Thanks Chris. I'm not looking for a DH helmet. Just a good AM one.


----------



## TLL (Apr 28, 2008)

fiveo said:


> Thanks Chris. I'm not looking for a DH helmet. Just a good AM one.


Shouldn't matter. A good full face is a good full face, no matter what kind of riding you are doing.


----------



## fiveo (Apr 26, 2006)

Has anyone here in the US ever ordered from Chain Reaction in the UK? Do they ship to here?


----------



## rmtks (Nov 4, 2006)

*us order*



fiveo said:


> Has anyone here in the US ever ordered from Chain Reaction in the UK? Do they ship to here?


it took 4 or 5 days for my order to arrive for the cheaper shipping option


----------



## Hawseman (Jun 1, 2007)

Let us not forget fit....

IMHO, fit is most critical for the protection you are seeking. Not all melons are the same. My watermelon fit well under a Remedy (you're pumpkin may not). I've tried others that are cooler and lighter, but much less comfortable. Heat is much more tolerable than pressure-point headaches.

I'd suggest a trip to a couple of your LBS's for this one. It may cost you a bit more, but at least you'll use it more.


----------



## presslab (Jan 5, 2007)

Remedy. The holes in the Deviant are way too big, looks weak. The Remedy has great cooling and fits great.

I had a Bellistic but for some reason it pinched my left ear. That along with the non-removable liner caused me to upgrade to the Remedy and I'm happy I did.

The Remedy comes in flat black and 'titanium' (grey) color, both very low-key.


----------



## cooljavy (Mar 28, 2008)

fiveo said:


> Ive been looking for an AM helmet with a removable chin gaurd. I know the Met Parachute , Cratoni Mainac and Casco Viper dont meet US standards. But are they unsafe?

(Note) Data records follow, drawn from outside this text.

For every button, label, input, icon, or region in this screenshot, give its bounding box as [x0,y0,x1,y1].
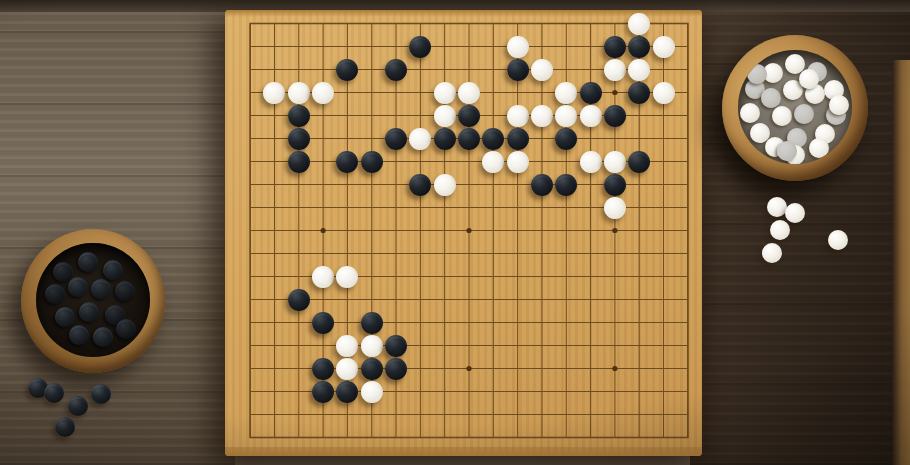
board-cell[interactable] [360,35,384,58]
board-cell[interactable] [335,35,359,58]
board-cell[interactable] [554,150,578,173]
board-cell[interactable] [481,104,505,127]
board-cell[interactable]: ● [457,104,481,127]
board-cell[interactable] [360,242,384,265]
board-cell[interactable] [554,380,578,403]
black-stone[interactable]: ● [531,174,553,196]
white-stone[interactable]: ● [434,82,456,104]
white-stone[interactable]: ● [361,381,383,403]
board-cell[interactable] [554,334,578,357]
board-cell[interactable] [384,104,408,127]
board-cell[interactable] [603,311,627,334]
board-cell[interactable] [433,426,457,449]
board-cell[interactable]: ● [530,104,554,127]
board-cell[interactable] [433,150,457,173]
board-cell[interactable] [627,173,651,196]
board-cell[interactable] [530,150,554,173]
white-stone-loose[interactable]: ● [762,243,782,263]
board-cell[interactable] [603,219,627,242]
board-cell[interactable] [287,173,311,196]
board-cell[interactable] [554,219,578,242]
board-cell[interactable] [433,403,457,426]
board-cell[interactable] [384,12,408,35]
black-stone[interactable]: ● [385,128,407,150]
board-cell[interactable] [384,219,408,242]
board-cell[interactable]: ● [554,127,578,150]
board-cell[interactable] [530,334,554,357]
board-cell[interactable]: ● [287,288,311,311]
board-cell[interactable] [676,380,700,403]
board-cell[interactable]: ● [335,357,359,380]
board-cell[interactable] [311,150,335,173]
board-cell[interactable] [457,426,481,449]
white-stone[interactable]: ● [653,82,675,104]
board-cell[interactable] [505,219,529,242]
white-stone[interactable]: ● [628,13,650,35]
board-cell[interactable]: ● [505,58,529,81]
white-stone[interactable]: ● [555,105,577,127]
white-stone[interactable]: ● [507,36,529,58]
board-cell[interactable] [287,357,311,380]
board-cell[interactable] [238,334,262,357]
board-cell[interactable] [384,242,408,265]
white-stone[interactable]: ● [482,151,504,173]
board-cell[interactable]: ● [505,150,529,173]
black-stone[interactable]: ● [507,128,529,150]
board-cell[interactable] [335,288,359,311]
board-cell[interactable] [408,357,432,380]
board-cell[interactable] [287,219,311,242]
board-cell[interactable] [384,426,408,449]
board-cell[interactable] [433,288,457,311]
board-cell[interactable] [287,242,311,265]
board-cell[interactable] [262,334,286,357]
board-cell[interactable]: ● [384,357,408,380]
board-cell[interactable] [287,426,311,449]
board-cell[interactable] [335,196,359,219]
black-stone[interactable]: ● [361,312,383,334]
white-stone[interactable]: ● [361,335,383,357]
board-cell[interactable] [530,311,554,334]
board-cell[interactable] [481,311,505,334]
go-board[interactable]: ●●●●●●●●●●●●●●●●●●●●●●●●●●●●●●●●●●●●●●●●… [225,10,702,456]
board-cell[interactable] [554,288,578,311]
board-cell[interactable]: ● [627,35,651,58]
board-cell[interactable] [335,242,359,265]
white-stone[interactable]: ● [604,151,626,173]
black-stone[interactable]: ● [628,82,650,104]
board-cell[interactable] [262,219,286,242]
board-cell[interactable] [384,150,408,173]
board-cell[interactable] [360,104,384,127]
board-cell[interactable] [262,380,286,403]
board-cell[interactable] [578,35,602,58]
board-cell[interactable] [530,380,554,403]
board-cell[interactable]: ● [554,104,578,127]
white-stone[interactable]: ● [336,358,358,380]
board-cell[interactable] [578,12,602,35]
board-cell[interactable] [505,12,529,35]
board-cell[interactable] [311,288,335,311]
board-cell[interactable]: ● [578,81,602,104]
board-cell[interactable] [651,380,675,403]
board-cell[interactable] [408,334,432,357]
board-cell[interactable] [481,35,505,58]
board-cell[interactable] [408,242,432,265]
board-cell[interactable] [481,173,505,196]
board-cell[interactable] [238,288,262,311]
board-cell[interactable] [676,242,700,265]
board-cell[interactable] [238,403,262,426]
board-cell[interactable]: ● [287,81,311,104]
board-cell[interactable] [603,12,627,35]
board-cell[interactable]: ● [360,334,384,357]
board-cell[interactable] [408,311,432,334]
board-cell[interactable] [238,173,262,196]
board-cell[interactable] [676,196,700,219]
board-cell[interactable] [335,219,359,242]
board-cell[interactable] [505,334,529,357]
board-cell[interactable] [262,173,286,196]
board-cell[interactable] [505,380,529,403]
board-cell[interactable]: ● [335,380,359,403]
white-stone[interactable]: ● [458,82,480,104]
board-cell[interactable] [676,58,700,81]
board-cell[interactable] [676,104,700,127]
board-cell[interactable] [676,173,700,196]
board-cell[interactable] [287,35,311,58]
board-cell[interactable] [530,288,554,311]
board-cell[interactable] [554,242,578,265]
board-cell[interactable]: ● [603,35,627,58]
board-cell[interactable] [287,380,311,403]
board-cell[interactable]: ● [335,150,359,173]
board-cell[interactable] [311,196,335,219]
board-cell[interactable] [457,219,481,242]
board-cell[interactable] [481,357,505,380]
board-cell[interactable] [335,426,359,449]
board-cell[interactable]: ● [530,58,554,81]
board-cell[interactable]: ● [603,104,627,127]
black-stone[interactable]: ● [580,82,602,104]
board-cell[interactable] [505,426,529,449]
board-cell[interactable]: ● [360,311,384,334]
board-cell[interactable] [627,104,651,127]
board-cell[interactable] [433,334,457,357]
board-cell[interactable]: ● [627,81,651,104]
board-cell[interactable]: ● [262,81,286,104]
board-cell[interactable] [433,12,457,35]
board-cell[interactable]: ● [603,173,627,196]
board-cell[interactable] [408,288,432,311]
board-cell[interactable] [311,127,335,150]
board-cell[interactable]: ● [335,58,359,81]
board-cell[interactable] [627,288,651,311]
black-stone[interactable]: ● [409,174,431,196]
board-cell[interactable] [554,35,578,58]
board-cell[interactable] [554,265,578,288]
board-cell[interactable]: ● [408,127,432,150]
white-stone[interactable]: ● [653,36,675,58]
board-cell[interactable] [481,334,505,357]
board-cell[interactable] [287,311,311,334]
board-cell[interactable] [311,242,335,265]
board-cell[interactable]: ● [578,104,602,127]
board-cell[interactable] [530,426,554,449]
board-cell[interactable] [384,196,408,219]
white-stone-loose[interactable]: ● [785,203,805,223]
board-cell[interactable]: ● [433,104,457,127]
board-cell[interactable] [262,127,286,150]
board-cell[interactable] [578,265,602,288]
board-cell[interactable]: ● [457,81,481,104]
board-cell[interactable] [457,35,481,58]
board-cell[interactable]: ● [287,127,311,150]
board-cell[interactable] [311,35,335,58]
white-stone[interactable]: ● [531,105,553,127]
go-grid[interactable]: ●●●●●●●●●●●●●●●●●●●●●●●●●●●●●●●●●●●●●●●●… [238,12,700,449]
board-cell[interactable] [578,311,602,334]
board-cell[interactable]: ● [408,35,432,58]
board-cell[interactable] [238,12,262,35]
board-cell[interactable] [433,58,457,81]
board-cell[interactable]: ● [554,173,578,196]
board-cell[interactable] [505,311,529,334]
board-cell[interactable] [505,288,529,311]
board-cell[interactable]: ● [627,58,651,81]
board-cell[interactable] [505,242,529,265]
board-cell[interactable] [603,334,627,357]
board-cell[interactable] [238,150,262,173]
board-cell[interactable]: ● [651,81,675,104]
board-cell[interactable] [505,403,529,426]
board-cell[interactable] [505,265,529,288]
board-cell[interactable] [481,426,505,449]
board-cell[interactable] [578,288,602,311]
board-cell[interactable] [262,35,286,58]
board-cell[interactable] [578,127,602,150]
white-stone[interactable]: ● [555,82,577,104]
board-cell[interactable] [627,380,651,403]
board-cell[interactable] [554,12,578,35]
board-cell[interactable] [360,265,384,288]
board-cell[interactable] [505,81,529,104]
board-cell[interactable] [481,81,505,104]
board-cell[interactable] [578,219,602,242]
board-cell[interactable] [433,311,457,334]
board-cell[interactable] [603,426,627,449]
board-cell[interactable] [287,12,311,35]
white-stone[interactable]: ● [336,266,358,288]
board-cell[interactable] [360,219,384,242]
board-cell[interactable] [408,150,432,173]
board-cell[interactable] [578,334,602,357]
black-stone-loose[interactable]: ● [68,396,88,416]
board-cell[interactable] [335,81,359,104]
board-cell[interactable] [262,104,286,127]
board-cell[interactable] [384,265,408,288]
board-cell[interactable] [311,334,335,357]
board-cell[interactable] [384,288,408,311]
board-cell[interactable]: ● [287,150,311,173]
board-cell[interactable] [651,127,675,150]
board-cell[interactable]: ● [627,12,651,35]
board-cell[interactable] [651,288,675,311]
board-cell[interactable] [238,265,262,288]
board-cell[interactable] [603,265,627,288]
black-stone[interactable]: ● [507,59,529,81]
board-cell[interactable] [530,357,554,380]
black-stone-loose[interactable]: ● [44,383,64,403]
board-cell[interactable] [262,311,286,334]
board-cell[interactable]: ● [335,265,359,288]
board-cell[interactable] [481,380,505,403]
board-cell[interactable] [578,426,602,449]
board-cell[interactable] [238,104,262,127]
black-stone[interactable]: ● [336,59,358,81]
board-cell[interactable] [238,242,262,265]
board-cell[interactable] [360,196,384,219]
board-cell[interactable] [651,334,675,357]
board-cell[interactable] [238,357,262,380]
board-cell[interactable] [627,357,651,380]
board-cell[interactable] [238,81,262,104]
board-cell[interactable] [505,173,529,196]
board-cell[interactable] [335,12,359,35]
board-cell[interactable] [457,288,481,311]
board-cell[interactable] [457,403,481,426]
board-cell[interactable] [457,357,481,380]
white-stone[interactable]: ● [312,82,334,104]
black-stone[interactable]: ● [312,381,334,403]
board-cell[interactable] [360,173,384,196]
board-cell[interactable] [530,219,554,242]
board-cell[interactable] [481,12,505,35]
black-stone[interactable]: ● [458,105,480,127]
board-cell[interactable] [651,403,675,426]
board-cell[interactable] [530,265,554,288]
board-cell[interactable] [408,104,432,127]
board-cell[interactable]: ● [311,81,335,104]
board-cell[interactable] [505,357,529,380]
board-cell[interactable] [287,58,311,81]
black-stone[interactable]: ● [288,289,310,311]
board-cell[interactable] [603,357,627,380]
board-cell[interactable] [481,265,505,288]
white-stone[interactable]: ● [580,105,602,127]
black-stone[interactable]: ● [482,128,504,150]
board-cell[interactable] [238,58,262,81]
board-cell[interactable] [311,104,335,127]
board-cell[interactable] [603,81,627,104]
board-cell[interactable] [360,81,384,104]
board-cell[interactable] [360,403,384,426]
board-cell[interactable]: ● [433,127,457,150]
board-cell[interactable]: ● [505,35,529,58]
board-cell[interactable]: ● [651,35,675,58]
board-cell[interactable]: ● [311,311,335,334]
black-stone-loose[interactable]: ● [55,417,75,437]
board-cell[interactable] [335,173,359,196]
board-cell[interactable] [335,403,359,426]
board-cell[interactable] [311,219,335,242]
board-cell[interactable] [335,311,359,334]
white-stone[interactable]: ● [288,82,310,104]
board-cell[interactable] [578,58,602,81]
board-cell[interactable] [311,58,335,81]
board-cell[interactable] [457,150,481,173]
board-cell[interactable] [238,426,262,449]
board-cell[interactable] [384,35,408,58]
board-cell[interactable]: ● [603,150,627,173]
board-cell[interactable] [457,311,481,334]
board-cell[interactable]: ● [287,104,311,127]
board-cell[interactable] [360,288,384,311]
board-cell[interactable] [578,357,602,380]
board-cell[interactable]: ● [311,380,335,403]
board-cell[interactable] [554,357,578,380]
board-cell[interactable] [433,196,457,219]
board-cell[interactable] [627,219,651,242]
board-cell[interactable] [676,288,700,311]
board-cell[interactable] [530,403,554,426]
board-cell[interactable] [433,219,457,242]
board-cell[interactable] [627,334,651,357]
board-cell[interactable] [262,288,286,311]
white-stone[interactable]: ● [434,105,456,127]
board-cell[interactable] [384,380,408,403]
white-stone[interactable]: ● [580,151,602,173]
black-stone[interactable]: ● [555,128,577,150]
board-cell[interactable] [651,426,675,449]
board-cell[interactable] [481,242,505,265]
board-cell[interactable] [287,196,311,219]
board-cell[interactable] [627,403,651,426]
board-cell[interactable] [530,12,554,35]
board-cell[interactable]: ● [603,196,627,219]
board-cell[interactable] [651,311,675,334]
board-cell[interactable] [603,242,627,265]
board-cell[interactable]: ● [311,265,335,288]
board-cell[interactable] [676,127,700,150]
board-cell[interactable] [457,265,481,288]
board-cell[interactable] [335,127,359,150]
board-cell[interactable] [262,357,286,380]
board-cell[interactable]: ● [384,58,408,81]
board-cell[interactable] [627,426,651,449]
board-cell[interactable] [676,35,700,58]
board-cell[interactable] [603,403,627,426]
board-cell[interactable] [530,81,554,104]
board-cell[interactable] [554,196,578,219]
board-cell[interactable] [433,380,457,403]
board-cell[interactable] [457,334,481,357]
board-cell[interactable]: ● [481,127,505,150]
black-stone[interactable]: ● [604,174,626,196]
board-cell[interactable] [676,357,700,380]
black-stone[interactable]: ● [385,59,407,81]
board-cell[interactable] [287,334,311,357]
board-cell[interactable] [530,196,554,219]
board-cell[interactable]: ● [627,150,651,173]
black-stone[interactable]: ● [409,36,431,58]
board-cell[interactable] [360,426,384,449]
board-cell[interactable] [578,173,602,196]
black-stone[interactable]: ● [336,151,358,173]
board-cell[interactable] [603,127,627,150]
board-cell[interactable]: ● [433,81,457,104]
board-cell[interactable] [433,357,457,380]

I was in the same situation as you a few months back. I was going to buy one of these helmets you mention, but tried a S Deviant and it felt perfect. I have been riding one ever since. It is a great light weight full face for aggressive riding, but NOT sturdy enough for DH.


----------



## myitch (Jan 25, 2004)

Spec. Deviant. I just bought the carbon model. Love it. Light, cool (er). Cool looks with checkerflag graphics. Like the OP i'm not into the flashy, splash design graphics. So, if it fits right, is cool, and cool looking, I'll wear it. Wearing it=safety. Expensive? Yes, but again, worth it because I like it and will wear it.


----------



## V2PRODUCTS (Aug 12, 2008)

I liked the fit and look of the remedy so that is the one i went with. PLUS the LBS matched the internet prices. So it was a win win.


----------



## Cata1yst (Dec 27, 2007)

^^

Oo goodie....ill prolly try a couple out
the specialized deviant looks solid


----------



## emsman1 (Feb 16, 2008)

I have a good sized melon. I'm well within the size limits for the Giro Remedy Large. I tried it on and it squeezed my cheeks something crazy. Any suggestions for a different helmet? Fox Rampage? THE?


----------



## mcflan (Feb 5, 2008)

Rider Preference. Everyone has a different noggin.


----------



## emsman1 (Feb 16, 2008)

I know - looking for one with a wider cheek area than the Giro Remedy. Same price range.


----------



## ehansen007 (Sep 8, 2006)

I had a Remedy and it was cool. Tried the Deviant too. I picked up a Bell Bellistic from Performance last week and was impressed with how light it was, how well it fit, and it was only $50. This helmet seems to get overlooked a lot but I'm not sure. why. I even painted it to match my bike.


----------



## bad andy (Feb 21, 2006)

+1 vote for Remedy. Fits my head good. Comfortable when you smack into something and breathes nice when your noggin is fuming steam.


----------



## badfink (Jul 30, 2007)

rmtks said:


> MET armadillo one sale right now for about 120 GBP plus s/h
> http://www.chainreactioncycles.com/Models.aspx?ModelID=25068


i'm torn between this and the Giro REmedy CF at £140.....

anyone used the armadillo? Sounds perfect for the mix of xc, freeride, dirtjumps, dh i do......


----------



## juanbeegas (Oct 1, 2007)

Have you check THE helmets? I'd say they're on par with TLDs and not quite as expensive. http://www.outsideoutfitters.com/s-339-helmets.aspx?mid=243


----------



## ehansen007 (Sep 8, 2006)

Performance has Bellistics on sale for Labor Day for $30. Not a bad demo program and you get to keep it!


----------